Solved: Hi all,

Alberto Seg · ‎06-23-2016

we have a problem between 4 switches catalyst 3750, suddenly we have detected that there are a lot of packet loss between several point to point connection

I attached a JPG with the scheme.

Red lines are the connections with problems. Green line don't have problems

for example:

P28TAMERO05#ping 10.25.110.6 repeat 100 size 500 source 10.25.110.5

Type escape sequence to abort.

Sending 100, 500-byte ICMP Echos to 10.25.110.6, timeout is 2 seconds:

Packet sent with a source address of 10.25.110.5

...!!!!...!!.!!!.!!.!.!!!!.!!!!.!!!.!.!!.!!!.!!!.!.!.!!!!.!!!!.!!!.!!!

!.!!.!!.!!!!..!!!!..!!!..!!!.!

Success rate is 68 percent (68/100), round-trip min/avg/max = 8/11/42 ms

P28TAMERO05#

P28TAMERO05#ping 10.25.110.10 repeat 100 size 500 source 10.25.110.9

Type escape sequence to abort.

Sending 300, 500-byte ICMP Echos to 10.25.110.10, timeout is 2 seconds:

...........................!!..........!!!.!!!!...!!.......!!!.!!!.!..

.!...!.

Success rate is 25 percent (20/77), round-trip min/avg/max = 8/12/25 ms

P28TAMERO05#

P28TAMERO05#ping 10.25.110.58 repeat 100 size 500 source 10.25.110.57

Type escape sequence to abort.

Sending 100, 500-byte ICMP Echos to 10.25.110.58, timeout is 2 seconds:

Packet sent with a source address of 10.25.110.57

!!!!!!!!!!!!!!!!!!!!!!!!!!!!!!!!!!!!!!!!!!!!!!!!!!!!!!!!!!!!!!!!!!!!!!

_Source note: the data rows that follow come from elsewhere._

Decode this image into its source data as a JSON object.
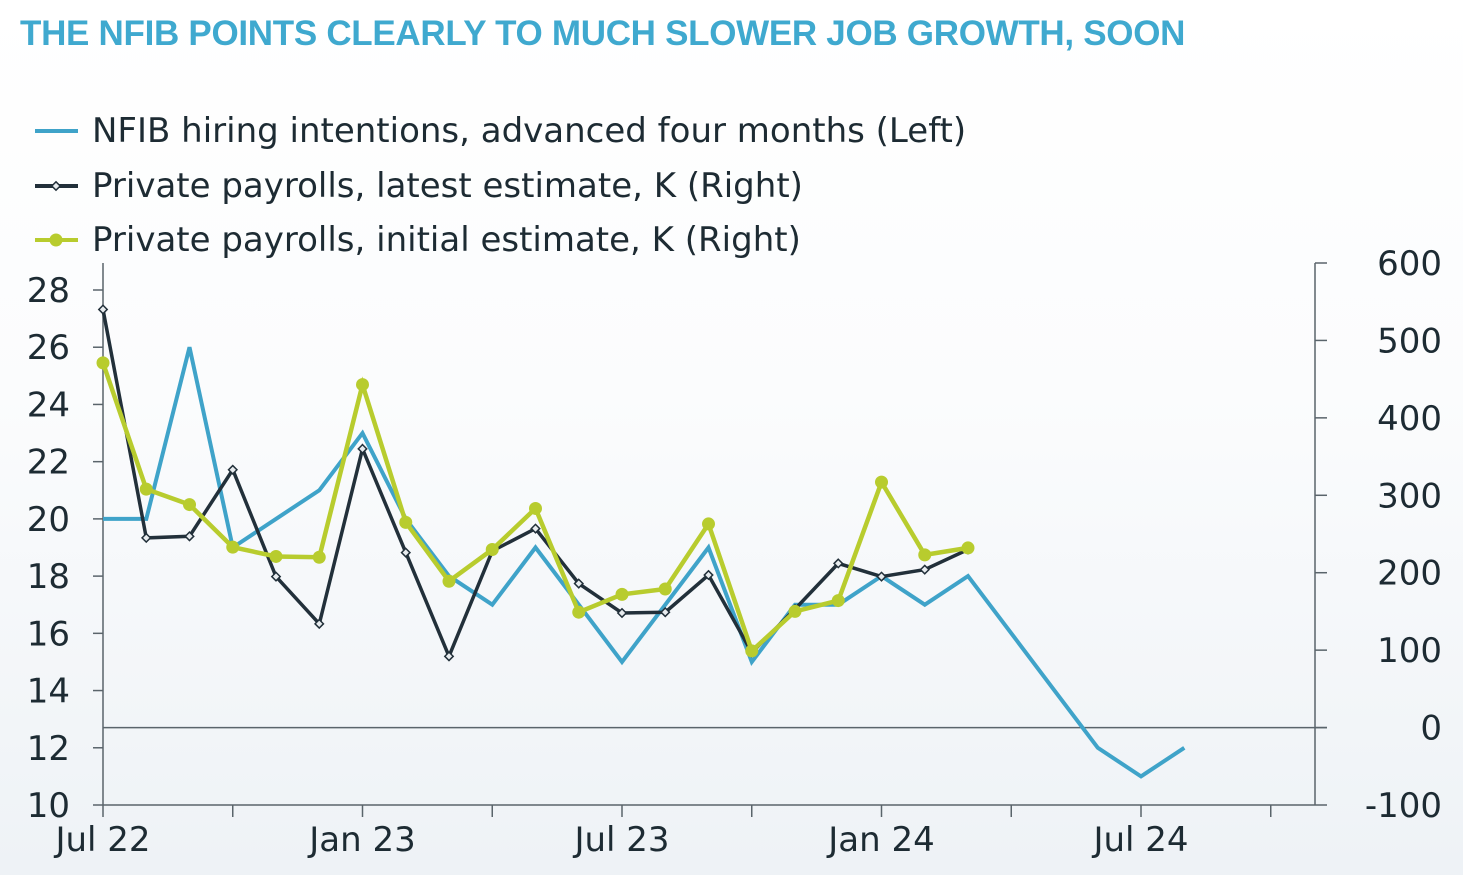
{
  "chart_data": {
    "type": "line",
    "title": "THE NFIB POINTS CLEARLY TO MUCH SLOWER JOB GROWTH, SOON",
    "months": [
      "Jul 22",
      "Aug 22",
      "Sep 22",
      "Oct 22",
      "Nov 22",
      "Dec 22",
      "Jan 23",
      "Feb 23",
      "Mar 23",
      "Apr 23",
      "May 23",
      "Jun 23",
      "Jul 23",
      "Aug 23",
      "Sep 23",
      "Oct 23",
      "Nov 23",
      "Dec 23",
      "Jan 24",
      "Feb 24",
      "Mar 24",
      "Apr 24",
      "May 24",
      "Jun 24",
      "Jul 24",
      "Aug 24",
      "Sep 24",
      "Oct 24",
      "Nov 24"
    ],
    "x_tick_labels": [
      {
        "month": "Jul 22",
        "label": "Jul 22"
      },
      {
        "month": "Jan 23",
        "label": "Jan 23"
      },
      {
        "month": "Jul 23",
        "label": "Jul 23"
      },
      {
        "month": "Jan 24",
        "label": "Jan 24"
      },
      {
        "month": "Jul 24",
        "label": "Jul 24"
      }
    ],
    "minor_ticks": [
      "Oct 22",
      "Apr 23",
      "Oct 23",
      "Apr 24",
      "Oct 24"
    ],
    "y_left": {
      "min": 10,
      "max": 28,
      "ticks": [
        10,
        12,
        14,
        16,
        18,
        20,
        22,
        24,
        26,
        28
      ]
    },
    "y_right": {
      "min": -100,
      "max": 600,
      "ticks": [
        -100,
        0,
        100,
        200,
        300,
        400,
        500,
        600
      ]
    },
    "grid": false,
    "legend_position": "top-left",
    "series": [
      {
        "name": "NFIB hiring intentions, advanced four months (Left)",
        "axis": "left",
        "color": "#3fa3c9",
        "marker": "none",
        "values": [
          20,
          20,
          26,
          19,
          20,
          21,
          23,
          20,
          18,
          17,
          19,
          17,
          15,
          17,
          19,
          15,
          17,
          17,
          18,
          17,
          18,
          16,
          14,
          12,
          11,
          12
        ]
      },
      {
        "name": "Private payrolls, latest estimate, K (Right)",
        "axis": "right",
        "color": "#22303a",
        "marker": "diamond",
        "values": [
          540,
          245,
          247,
          333,
          195,
          134,
          360,
          226,
          92,
          228,
          257,
          186,
          148,
          149,
          197,
          97,
          153,
          212,
          195,
          204,
          230
        ]
      },
      {
        "name": "Private payrolls, initial estimate, K (Right)",
        "axis": "right",
        "color": "#b8cc2e",
        "marker": "circle",
        "values": [
          471,
          308,
          288,
          233,
          221,
          220,
          443,
          265,
          189,
          230,
          283,
          149,
          172,
          179,
          263,
          99,
          150,
          164,
          317,
          223,
          232
        ]
      }
    ]
  }
}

!!!!!!!!!!!!!!!!!!!!!!!!!!!!!!

Success rate is 100 percent (100/100), round-trip min/avg/max = 8/13/26 ms

P28TAMERO05#

We have similar outputs in the rest of the switches.

Circuits are different, two of them are PDH circuits, and the other are carrier ethernet E-Lines, but we have reviewed the circuits and not present any problems.

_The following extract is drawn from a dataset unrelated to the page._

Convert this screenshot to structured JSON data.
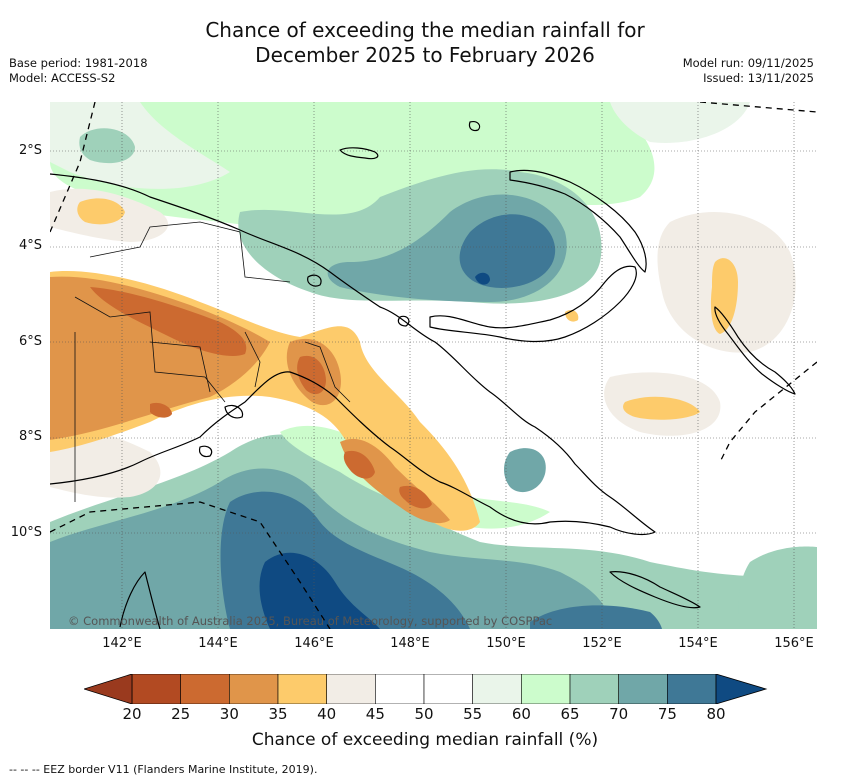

The Vlans for users that we have behind the switches don't have connectivity problems, for example:

P28TAMERO05#ping 10.25.111.111 size 500 source 10.25.115.1 repeat 300

Type escape sequence to abort.

Sending 300, 500-byte ICMP Echos to 10.25.111.111, timeout is 2 seconds:

Packet sent with a source address of 10.25.115.1

!!!!!!!!!!!!!!!!!!!!!!!!!!!!!!!!!!!!!!!!!!!!!!!!!!!!!!!!!!!!!!!!!!!!!!

!!!!!!!!!!!!!!!!!!!!

Success rate is 100 percent (300/300), round-trip min/avg/max = 8/13/34 ms

P28TAMERO05#

We think that there are problems with the control plane or in how the switch handle the traffic (or just have nothing to do and we are wrong) but we don't know how see this or which would be the best solution for this, because besides this means that the management of the devices are very dificult because is interrupt constantly

Alberto Seg · ‎09-26-2016

Hi all,

Finally the problem was the bug CSCub04965 - TCP Session hung causing Packet Loss

https://bst.cloudapps.cisco.com/bugsearch/bug/CSCub04965/?reffering_site=dumpcr

Regards

View solution in original post

pwwiddicombe · ‎06-23-2016

Do you have any messages in your log about MAC address flapping?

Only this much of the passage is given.